Tuesday, November 11, 2008
Zorn, Horton, Portis, Campbell get love
From the ESPN NFC Blog, giving some love to the Zorn-again:
The halfway coach of the year: And our first Middie goes to Redskins first-year head coach Jim "Z Man" Zorn. Tom Coughlin has done a phenomenal job of guiding his players through some adversity (Osi Umenyiora, Plaxico Burress), but Zorn is the one who's caught everyone by surprise. When I talked to Joe Gibbs on Monday (you like how I did that?), he couldn't stop talking about the job Zorn has done. Zorn had the good sense not to blow up everything and make a bunch of changes. He's secure enough to surround himself with Gibbs holdovers, and he does a great job of empowering his staff. If you thought this team could be 6-3 after that opening game in the Meadowlands, meet me in Vegas next weekend.
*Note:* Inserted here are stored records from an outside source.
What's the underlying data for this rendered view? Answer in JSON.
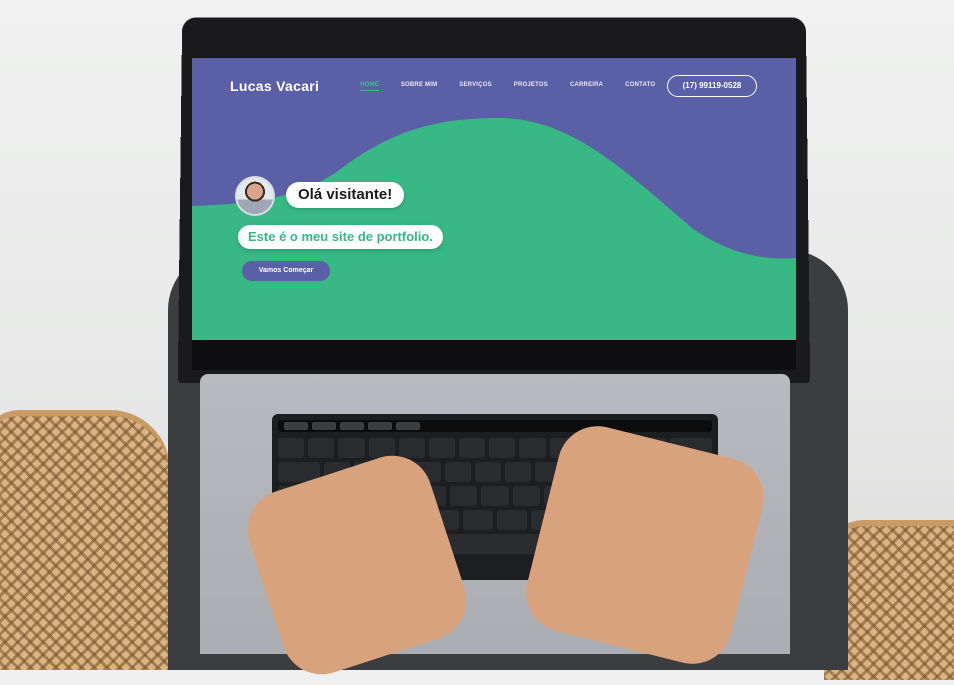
{
  "site": {
    "brand": "Lucas Vacari",
    "nav": [
      {
        "label": "HOME",
        "active": true
      },
      {
        "label": "SOBRE MIM",
        "active": false
      },
      {
        "label": "SERVIÇOS",
        "active": false
      },
      {
        "label": "PROJETOS",
        "active": false
      },
      {
        "label": "CARREIRA",
        "active": false
      },
      {
        "label": "CONTATO",
        "active": false
      }
    ],
    "phone": "(17) 99119-0528",
    "greeting": "Olá visitante!",
    "tagline": "Este é o meu site de portfolio.",
    "cta": "Vamos Começar"
  },
  "colors": {
    "header_bg": "#5a5fa6",
    "accent_green": "#38c08c",
    "text_white": "#ffffff"
  }
}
Zorn is the rare head coach who doesn't try to act like he has all the answers. His postgame news conferences feel like brainstorming sessions. I'm pretty sure he asked a reporter Sunday how he liked the Redskins' burgundy on burgundy look. That alone makes him worthy of a Middie. Rookie of the (half) year: Before the season, you thought Eagles wide receiver DeSean Jackson and Cowboys running back Felix Jones were the best candidates for a Middie. Neither of those players has disappointed, although Jones has missed three games with a hamstring injury. But for my money, no rookie has had a bigger impact than Redskins seventh-round draft pick Chris Horton. Fortunately for executive vice president of Danny Snyder's football team, Vinny Cerrato, Horton has helped take the attention away from those three second-round picks. If anyone spots Malcolm Kelly, send him back to Redskins Park. But the seventh-rounder Horton has been the team's best playmaker on defense -- outside of maybe London Fletcher. A scout told me recently that Horton was a "poor man's Troy Polamalu," which was definitely meant as a compliment. Horton is not particularly fast, but he always ends up near the ball. Watching him throw his body at Willie Parker on Monday was pretty entertaining.
Most improved: This one's always a little awkward. It sort of sheds light on the fact that a player may have struggled in the past. For instance, we've eliminated Clinton Portis and DeMarcus Ware from the "Most Improved" category. And our winner is: Jason Campbell of the Redskins. Despite his poor performance Monday against the Steelers, Campbell has been rock solid for much of the season. He makes plays when the game is on the line and he has embraced Zorn's West Coast offense. Campbell's biggest strength is his knack for remaining calm at all times. You can't tell by his demeanor whether he's won or lost -- and that's a good thing. The MVP after nine weeks: Clinton Portis is a no-brainer. A running back can set the tone for a team, and Portis' rugged style resonates throughout the organization. He committed himself to getting in better shape this past offseason and it's paying huge dividends. If the season ended today, Portis would be the odds-on favorite for league MVP. Who else are you going to pick? Albert Haynesworth? Nope, Portis is the man and he's poised to take home the MVP hardware.